Bruce Chatwin and his Patagonia. Annie Proulx’s Wyoming stories. Paul Theroux catching train after train on “The Great Railway Bazaar”San Mao’s wild tales in the Sahara Desert. Jack Kerouac traipsing across America, cigarette and beer in hand. Allen Ginsberg, journaling his way across India. Then there was Chet Lam, writing melancholic songs about New York and Vancouver and other places he’d been to…

“This morning I’m leaving New York / A place of letting go / A place of moving on / Here’s to New York… / Don’t matter where you’re from / Just matters where you go / No one clings for long / New York…”

So I did. I traveled. Tokyo, Sapporo, Taipei, San Francisco, Boston, Portland, LA, Copenhagen, Munich, Budapest, Prague, Dubrovnik, Oahu… Further and further away from home I went.

And I’m still on the go.

One reason I love traveling – especially alone – is that I fall into a zone that doesn’t seem to exist when I am home. An alternate universe of sorts, you might say. The things I see, the people I meet, even a random walk down a foreign street can cause my brain synapses to connect in a different way from usual. My awareness is heightened. New ideas bubble up easily.

Traveling has become an important part of my creative process. It allows me to escape into a pocket of peace, and in this pocket I can think and hear myself more clearly. I can write and plan and brainstorm with little disturbance. Then I bring these ideas back home and see how I can execute them later.
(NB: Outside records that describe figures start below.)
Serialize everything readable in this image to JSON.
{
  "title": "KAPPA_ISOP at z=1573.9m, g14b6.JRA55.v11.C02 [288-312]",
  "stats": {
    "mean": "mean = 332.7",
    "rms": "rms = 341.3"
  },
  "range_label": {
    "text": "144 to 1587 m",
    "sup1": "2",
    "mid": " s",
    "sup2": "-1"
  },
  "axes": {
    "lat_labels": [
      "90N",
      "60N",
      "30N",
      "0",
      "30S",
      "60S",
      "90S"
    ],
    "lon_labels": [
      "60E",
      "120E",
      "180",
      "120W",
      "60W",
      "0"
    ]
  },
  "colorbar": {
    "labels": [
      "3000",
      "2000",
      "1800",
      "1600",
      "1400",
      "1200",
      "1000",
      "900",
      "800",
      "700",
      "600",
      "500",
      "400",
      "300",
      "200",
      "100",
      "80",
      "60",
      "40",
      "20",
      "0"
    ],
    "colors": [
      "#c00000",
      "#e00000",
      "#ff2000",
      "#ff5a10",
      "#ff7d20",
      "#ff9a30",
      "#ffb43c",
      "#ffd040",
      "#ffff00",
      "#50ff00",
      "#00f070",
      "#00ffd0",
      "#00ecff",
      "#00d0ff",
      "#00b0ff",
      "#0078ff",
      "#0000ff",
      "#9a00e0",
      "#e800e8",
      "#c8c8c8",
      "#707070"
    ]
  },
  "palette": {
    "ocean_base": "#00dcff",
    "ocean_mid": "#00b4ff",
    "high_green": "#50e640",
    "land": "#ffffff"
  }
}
Traveling alone also fulfils a strange desire of mine to be apart from society. Just another stranger in a foreign city, doing my own thing. Zero attachment, no obligations and nowhere I absolutely need to be. And to be away from the daily drama and hustle and stress of being in Singapore.

Sweet freedom.

Last year I spent a few weeks in Boston. I had no agenda for being there. I had a friend in the city who was there studying for her PhD. I bunked in her bedroom. I spent the days alone and did whatever I wanted to – lying under a tree in Harvard Yard, sketching and people-watching; visiting bookstores; walking along the Charles River; writing in cafes. At night I’d meet my friend and her housemates for dinner if they were free.

I have come to love and relish that feeling of being both apart and a part of something.

Now I’m in Hong Kong, just for the weekend, typing this in a Starbucks in Lan Kwai Fong. I first came to this Starbucks maybe ten years ago. I remember it was my first time overseas. Hong Kong was rainy and grey that time. One cold afternoon I found this particular Starbucks and found some unexpected warmth in this crazy city. Today I came back here again in search of that long-lost feeling, that tiny memory of a place from ten years ago, and Jeff Buckley was singing “Hallelujah” through the speakers.

I was just listening to the same song yesterday.

I take that as a sign from the universe that I am at the right place at the right time.